In some areas, efforts are made to check safety and equip the school to respond to disasters and other emergencies. Based on television news coverage of Brigada 2019 activities across the nation, I’ve noted these positive developments.

And one glaring absence. I have not read or viewed any report about the preparation of books and other learning materials to stimulate students, whose numbers have grown since enrollees trooped in for last year’s opening, as administrators attested.

A conducive environment is essential for learning. Yet, we must prioritize content over form for education to be meaningful, empowering, and transformative. These adjectives emphasize important and lasting changes taking place in a student not just while she or he is in school but throughout a lifetime.

Such changes are more likely brought about by examining and updating libraries and classrooms rather than just repainting school walls and replacing broken pots.

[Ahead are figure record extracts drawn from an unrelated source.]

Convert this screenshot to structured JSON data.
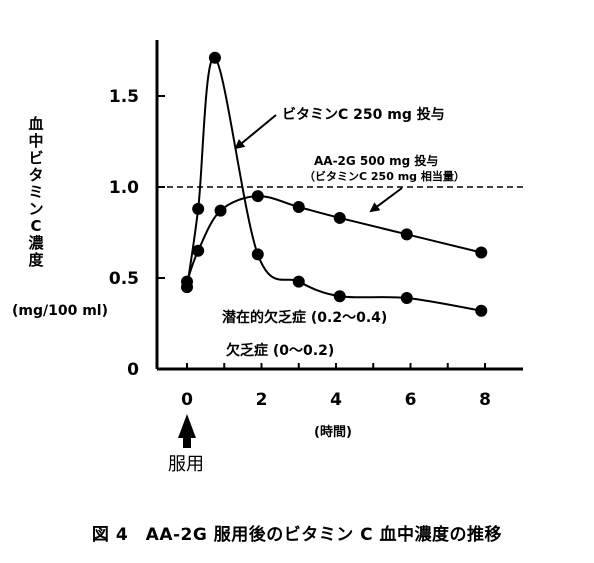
{
  "chart_data": {
    "type": "line",
    "ylabel": "血中ビタミンC濃度",
    "yunit": "(mg/100 ml)",
    "xlabel": "(時間)",
    "xlim": [
      -0.4,
      9
    ],
    "ylim": [
      0,
      1.8
    ],
    "xticks": [
      0,
      2,
      4,
      6,
      8
    ],
    "yticks": [
      {
        "value": 0,
        "label": "0"
      },
      {
        "value": 0.5,
        "label": "0.5"
      },
      {
        "value": 1.0,
        "label": "1.0"
      },
      {
        "value": 1.5,
        "label": "1.5"
      }
    ],
    "reference_line": {
      "y": 1.0,
      "style": "dashed"
    },
    "series": [
      {
        "name": "ビタミンC 250 mg 投与",
        "x": [
          0,
          0.3,
          0.75,
          1.9,
          3.0,
          4.1,
          5.9,
          7.9
        ],
        "y": [
          0.45,
          0.88,
          1.71,
          0.63,
          0.48,
          0.4,
          0.39,
          0.32
        ]
      },
      {
        "name": "AA-2G 500 mg 投与",
        "name_sub": "（ビタミンC 250 mg 相当量）",
        "x": [
          0,
          0.3,
          0.9,
          1.9,
          3.0,
          4.1,
          5.9,
          7.9
        ],
        "y": [
          0.48,
          0.65,
          0.87,
          0.95,
          0.89,
          0.83,
          0.74,
          0.64
        ]
      }
    ],
    "annotations": [
      {
        "text": "潜在的欠乏症 (0.2～0.4)"
      },
      {
        "text": "欠乏症 (0～0.2)"
      }
    ],
    "dose_marker": {
      "label": "服用",
      "x": 0
    }
  },
  "caption": "図 4　AA-2G 服用後のビタミン C 血中濃度の推移"
}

It is not to disparage the collective efforts of parents and teachers to make public schools not just welcoming but attractive for youths entering this June. Many factors beyond the campus are keeping some youths from returning to class.

For one peso, one activates a computer to play online or research for one’s homework in any of the numerous PisoNet vendors proliferating near schools and public places. Too many parents and fellow teachers know from bitter experience that Dota rules.

Last midterm elections, I sat inside a grade six classroom for an hour. While in this holding area waiting with other voters to cast our ballots, I examined, then read and reread the posters, aphorisms, poems, word-for-the-day in English and Filipino, and other learning aids. A teacher labored and spent to come up with these classroom aids.

However, I could not connect this content with a 12-year-old sitting in this classroom for a certain number of hours five days a week for 10 months each school year. From the perspective of a digital native surfing Facebook and YouTube, this classroom will seem at best like a musty collection of artifacts or at worst, a cell.

In a corner of the classroom was a pile of returned textbooks, gathering dust. No novel nor book nook in sight. Lack of classrooms and broken chairs are just the tip of public education woes. The real face-off is with the banality of public learning.